ブルックリン横丁

ブルックリン在住17年の音楽ライター/歌詞対訳者=渡辺深雪の駄ブログ。 そろそろきちんと再開しますよ。

029:「お土地柄とは」

2004-09-27 | ブルックリン横丁
最近、「土地柄」とは、と考える機会が何度かあったので適当に殴り書きしてみようかと思う。まず先日行ってきたLAで痛切に感じたのだが、待ち行くヒトの顔がなんだかユルいのだ。つーか観光客しかいないようなところでフラついていただけなのでそう断言するのも乱暴極まりないのだが、ビーチ近くをそぞろ歩くバム(ホームレスですな)からして呑気な感じ。切羽詰まってないっちゅうか、「なーんかああいう生活もいいかも?」なんて自分探ししてる学生とかが幻想を抱いてしまいそうな雰囲気濃厚。もっとゲトーなエリアに行ってりゃそんなコトも無いに決まってるのだが、基本的に気候が良けりゃ労働意欲を失うのであるな、という偏見をさらに強固にしてNYに戻って来た次第。ありきたりすぎるオチですまんね。

それから週末、10/28に発売のBLOW用にストリート・スナップ撮影を敢行。いつもは家からも近いし~、ってことでブルックリンの若人が集うフルトン・モール近辺を選ぶのであるが、何度もやってるとこっちの顔も割れてくるモノで、「こないだ撮った写真はどうなった?」と突っ込まれること多数でこっちの身が危ないのでしばらくBK撮影はやめよう、ってことになりハーレムは125丁目へ。オールド・スクール愛好家ならきっと覚えているであろうBDP「Bridge Is Over」の中のフレーズ、「Manhattan keeps on makin it, Brooklyn keeps on taking it, Bronx keeps creatin it and Queens keeps on faking it(マンハッタン=ハーレムはカネもうけ、ブルックリンはふんだくり、ブロンクスはクリエイトしてるけどクィーンズはそれらしいフリしてるだけ)」ちゅうのがありましたが、まあこの曲は例のブロンクスvsクィーンズのボロー(地区のことね)対決まっ最中にドロップされたってことを加味すると多少クィーンズに対し辛口ではあるのだが、それとは関係ないところで言及されているこの「マンハッタン=カネもうけ」という見方はヒップホップ・カルチャーには根強く浸透している。最近のガキはもう言わないかもしれんが、NYCの地区をヒップホップ的愛称で言うとハーレムは「Money Makin Manhattan」である。ちなみに残り4つは「Boogie Down Bronx」「Crooklyn(Brooklyn)」「Strong Island(Long Island)」「Shaolin(Staten Island)」。レペゼンBKとしてさらに細かく言えば、ブルックリンを「Brooknam」(フォクシーとかシャインがリリックで言ってますね。ブルックリンのゴタゴタ感を戦渦のベトナムに掛け合わせたカンジ。飛躍し過ぎててちょいと理解不能なカップリング。)と呼ぶスラングもある。

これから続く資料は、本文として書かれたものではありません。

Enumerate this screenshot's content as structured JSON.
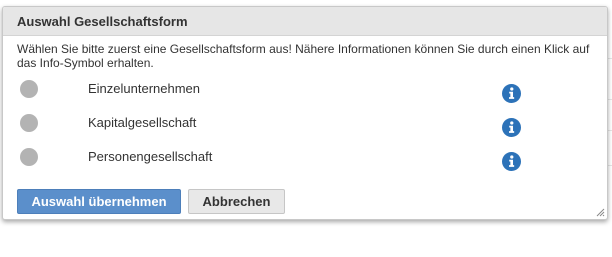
{
  "dialog": {
    "title": "Auswahl Gesellschaftsform",
    "instructions": "Wählen Sie bitte zuerst eine Gesellschaftsform aus! Nähere Informationen können Sie durch einen Klick auf das Info-Symbol erhalten.",
    "options": [
      {
        "label": "Einzelunternehmen",
        "selected": false,
        "icon": "info-icon"
      },
      {
        "label": "Kapitalgesellschaft",
        "selected": false,
        "icon": "info-icon"
      },
      {
        "label": "Personengesellschaft",
        "selected": false,
        "icon": "info-icon"
      }
    ],
    "buttons": {
      "confirm_label": "Auswahl übernehmen",
      "cancel_label": "Abbrechen"
    }
  },
  "colors": {
    "primary_button": "#5b8fcb",
    "info_icon": "#2c72b8",
    "radio_unselected": "#b3b3b3",
    "titlebar": "#e6e6e6"
  }
}
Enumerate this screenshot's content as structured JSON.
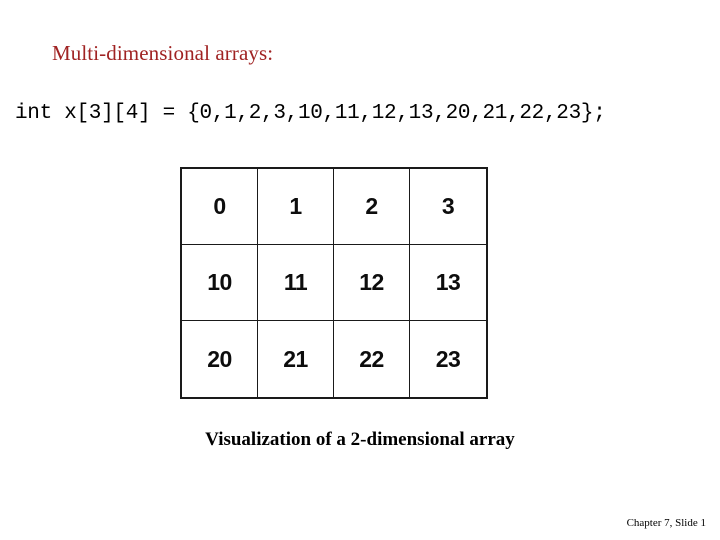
{
  "slide": {
    "title": "Multi-dimensional arrays:",
    "title_color": "#a02323",
    "code_line": "int x[3][4] = {0,1,2,3,10,11,12,13,20,21,22,23};",
    "caption": "Visualization of a 2-dimensional array",
    "footer": "Chapter 7, Slide 1",
    "background_color": "#ffffff"
  },
  "array_table": {
    "rows": 3,
    "columns": 4,
    "border_color": "#1a1a1a",
    "cells": [
      [
        "0",
        "1",
        "2",
        "3"
      ],
      [
        "10",
        "11",
        "12",
        "13"
      ],
      [
        "20",
        "21",
        "22",
        "23"
      ]
    ]
  }
}
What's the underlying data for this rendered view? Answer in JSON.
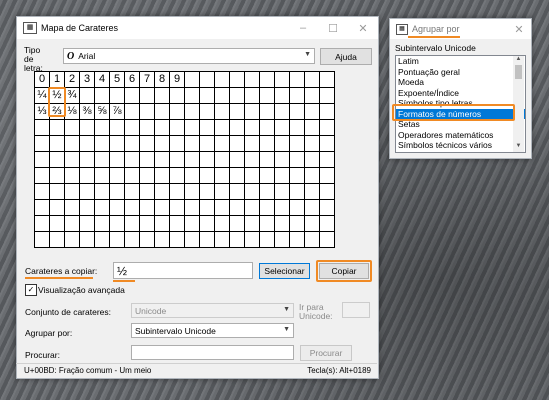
{
  "char_map": {
    "title": "Mapa de Carateres",
    "font_label": "Tipo de letra:",
    "font_value": "Arial",
    "font_icon": "O",
    "help_button": "Ajuda",
    "grid_rows": [
      [
        "0",
        "1",
        "2",
        "3",
        "4",
        "5",
        "6",
        "7",
        "8",
        "9",
        "",
        "",
        "",
        "",
        "",
        "",
        "",
        "",
        "",
        ""
      ],
      [
        "¼",
        "½",
        "¾",
        "",
        "",
        "",
        "",
        "",
        "",
        "",
        "",
        "",
        "",
        "",
        "",
        "",
        "",
        "",
        "",
        ""
      ],
      [
        "⅓",
        "⅔",
        "⅛",
        "⅜",
        "⅝",
        "⅞",
        "",
        "",
        "",
        "",
        "",
        "",
        "",
        "",
        "",
        "",
        "",
        "",
        "",
        ""
      ],
      [
        "",
        "",
        "",
        "",
        "",
        "",
        "",
        "",
        "",
        "",
        "",
        "",
        "",
        "",
        "",
        "",
        "",
        "",
        "",
        ""
      ],
      [
        "",
        "",
        "",
        "",
        "",
        "",
        "",
        "",
        "",
        "",
        "",
        "",
        "",
        "",
        "",
        "",
        "",
        "",
        "",
        ""
      ],
      [
        "",
        "",
        "",
        "",
        "",
        "",
        "",
        "",
        "",
        "",
        "",
        "",
        "",
        "",
        "",
        "",
        "",
        "",
        "",
        ""
      ],
      [
        "",
        "",
        "",
        "",
        "",
        "",
        "",
        "",
        "",
        "",
        "",
        "",
        "",
        "",
        "",
        "",
        "",
        "",
        "",
        ""
      ],
      [
        "",
        "",
        "",
        "",
        "",
        "",
        "",
        "",
        "",
        "",
        "",
        "",
        "",
        "",
        "",
        "",
        "",
        "",
        "",
        ""
      ],
      [
        "",
        "",
        "",
        "",
        "",
        "",
        "",
        "",
        "",
        "",
        "",
        "",
        "",
        "",
        "",
        "",
        "",
        "",
        "",
        ""
      ],
      [
        "",
        "",
        "",
        "",
        "",
        "",
        "",
        "",
        "",
        "",
        "",
        "",
        "",
        "",
        "",
        "",
        "",
        "",
        "",
        ""
      ],
      [
        "",
        "",
        "",
        "",
        "",
        "",
        "",
        "",
        "",
        "",
        "",
        "",
        "",
        "",
        "",
        "",
        "",
        "",
        "",
        ""
      ]
    ],
    "copy_label": "Carateres a copiar:",
    "copy_value": "½",
    "select_button": "Selecionar",
    "copy_button": "Copiar",
    "advanced_label": "Visualização avançada",
    "advanced_checked": "✓",
    "charset_label": "Conjunto de carateres:",
    "charset_value": "Unicode",
    "goto_label": "Ir para Unicode:",
    "group_label": "Agrupar por:",
    "group_value": "Subintervalo Unicode",
    "search_label": "Procurar:",
    "search_value": "",
    "search_button": "Procurar",
    "status_left": "U+00BD: Fração comum - Um meio",
    "status_right": "Tecla(s): Alt+0189"
  },
  "group_popup": {
    "title": "Agrupar por",
    "subtitle": "Subintervalo Unicode",
    "items": [
      "Latim",
      "Pontuação geral",
      "Moeda",
      "Expoente/Índice",
      "Símbolos tipo letras",
      "Formatos de números",
      "Setas",
      "Operadores matemáticos",
      "Símbolos técnicos vários"
    ],
    "selected": "Formatos de números"
  },
  "colors": {
    "highlight": "#f08a24",
    "selection": "#0078d7"
  }
}
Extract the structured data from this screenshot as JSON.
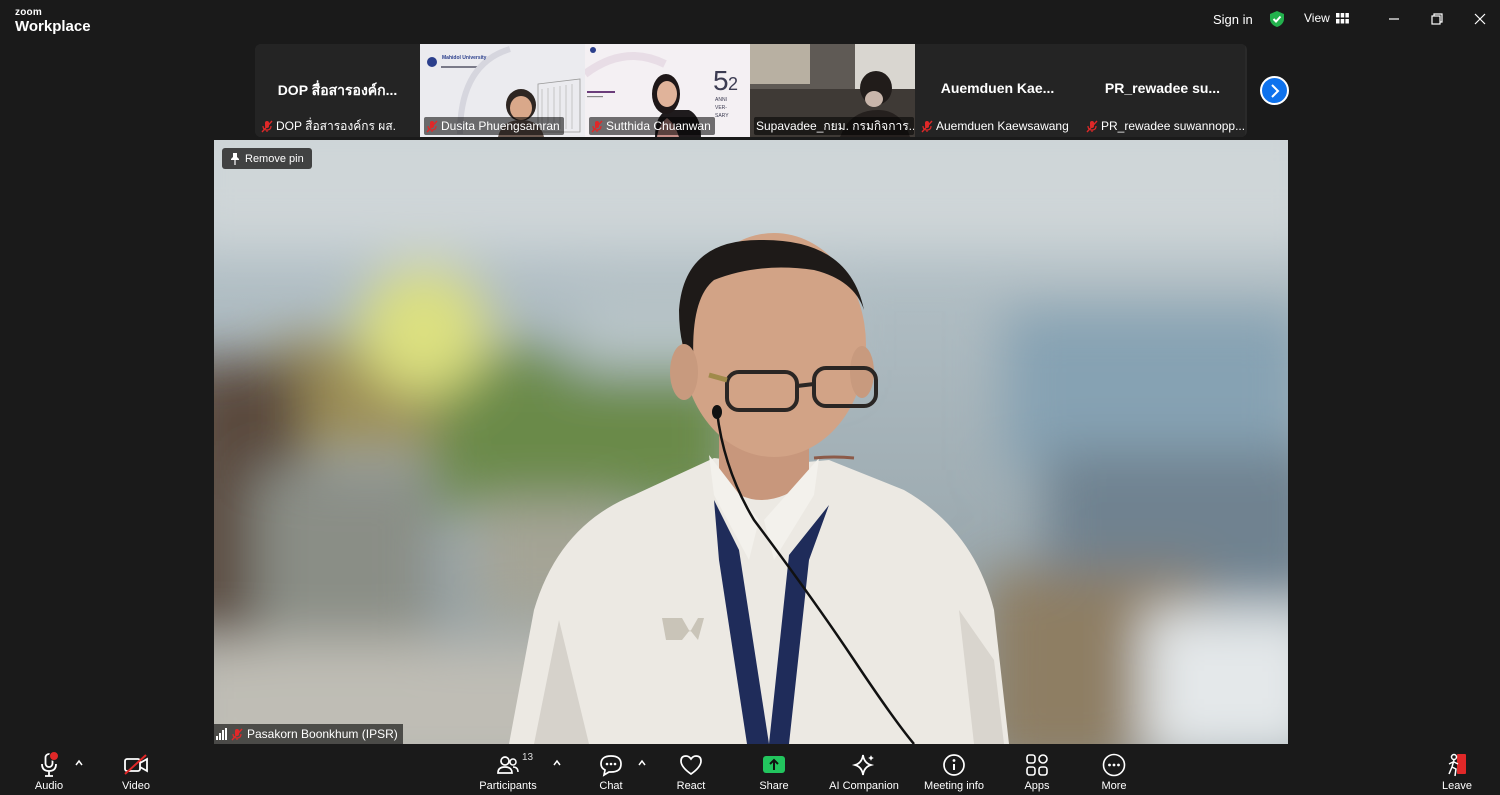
{
  "app": {
    "brand_small": "zoom",
    "brand_big": "Workplace"
  },
  "titlebar": {
    "signin": "Sign in",
    "view": "View"
  },
  "thumbnails": [
    {
      "big": "DOP สื่อสารองค์ก...",
      "label": "DOP สื่อสารองค์กร ผส.",
      "muted": true,
      "video": false
    },
    {
      "big": "",
      "label": "Dusita Phuengsamran",
      "muted": true,
      "video": true
    },
    {
      "big": "",
      "label": "Sutthida Chuanwan",
      "muted": true,
      "video": true
    },
    {
      "big": "",
      "label": "Supavadee_กยม. กรมกิจการ...",
      "muted": false,
      "video": true
    },
    {
      "big": "Auemduen  Kae...",
      "label": "Auemduen Kaewsawang",
      "muted": true,
      "video": false
    },
    {
      "big": "PR_rewadee  su...",
      "label": "PR_rewadee suwannopp...",
      "muted": true,
      "video": false
    }
  ],
  "thumb_text": {
    "uni": "Mahidol University",
    "anniv": [
      "ANNI",
      "VER-",
      "SARY"
    ]
  },
  "main": {
    "remove_pin": "Remove pin",
    "speaker": "Pasakorn Boonkhum (IPSR)"
  },
  "toolbar": {
    "audio": "Audio",
    "video": "Video",
    "participants": "Participants",
    "participants_count": "13",
    "chat": "Chat",
    "react": "React",
    "share": "Share",
    "ai": "AI Companion",
    "meeting_info": "Meeting info",
    "apps": "Apps",
    "more": "More",
    "leave": "Leave"
  },
  "colors": {
    "accent": "#0e72ed",
    "share": "#22c55e",
    "leave": "#e02828",
    "shield": "#23b14d"
  }
}
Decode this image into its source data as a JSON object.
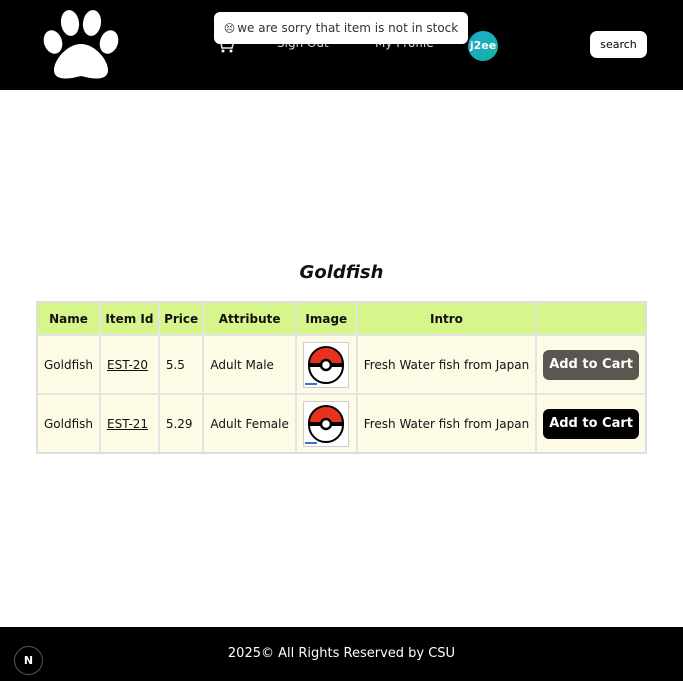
{
  "header": {
    "logo_icon": "paw-print-icon",
    "cart_icon": "cart-icon",
    "nav": {
      "sign_out": "Sign Out",
      "my_profile": "My Profile"
    },
    "avatar_text": "j2ee",
    "search_label": "search"
  },
  "toast": {
    "icon": "sad-face-icon",
    "message": "we are sorry that item is not in stock"
  },
  "main": {
    "title": "Goldfish",
    "table": {
      "headers": [
        "Name",
        "Item Id",
        "Price",
        "Attribute",
        "Image",
        "Intro",
        ""
      ],
      "rows": [
        {
          "name": "Goldfish",
          "item_id": "EST-20",
          "price": "5.5",
          "attribute": "Adult Male",
          "image_icon": "pokeball-icon",
          "intro": "Fresh Water fish from Japan",
          "action": "Add to Cart"
        },
        {
          "name": "Goldfish",
          "item_id": "EST-21",
          "price": "5.29",
          "attribute": "Adult Female",
          "image_icon": "pokeball-icon",
          "intro": "Fresh Water fish from Japan",
          "action": "Add to Cart"
        }
      ]
    }
  },
  "footer": {
    "text": "2025© All Rights Reserved by CSU"
  },
  "next_badge": "N",
  "colors": {
    "header_bg": "#000000",
    "table_header_bg": "#d6f58a",
    "table_body_bg": "#fdfbe6",
    "button_dark": "#000000",
    "button_muted": "#5b5650"
  }
}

で一体ワシが山のような締め切りをブッちぎってまでここで何をウダウダ書いているのかと言うと、つまりハーレムの人々はブルックリンの住人に比べてマネー・メイキン(=商人)ちっくなキャラがしっかり定着していると実感したのである!それは以前ディプロマッツにインタビューした時にも明らかだったのだが、とにかくハーレマイト(ハーレムの住民のことよ)は商売上手で派手好き、見栄っ張り、そして結構フレンドリーなのである。いつもはブルックリンの路上でサグ共にスナップ撮影のモデルを打診しこっぱ微塵に玉砕してることが多いワケであるが、ハーレムの皆様はとても協力的。頼んでもいないのに札束を口にくわえてポーズしてくれたりとか、サービス精神も旺盛なご様子。NGの時もブルックリンの野郎共のようにド無視とかじゃなく、ちゃんと納得のいく理由を提示して丁重にお断りして下さるという細やかな心配りも忘れない。俄然気に入っちゃいました。

しかし取材が終わり、地下鉄に揺られてBKに差し掛かった頃にちょうどワシのiPodではBlack Moon「Buck Em Down」やMOP「Ante Up」、Smooth Da Hustler「Broken Language」等がランダムに流れ始めた。すっかり暗くなった夜空の中それらの曲を聴きながら歩いていると自然と物腰がイカつくなる。足取りも微妙にギャングスタ・リーン(←馬鹿丸出し)。うーむ、これはやっぱりハーレムとかLAとかで聴いててもしっくりこねぇやな、と妙に納得。何なんでしょうねぇ。土地柄って。殴り書きだけにオチ無し。これは今後の研究課題っつーことで。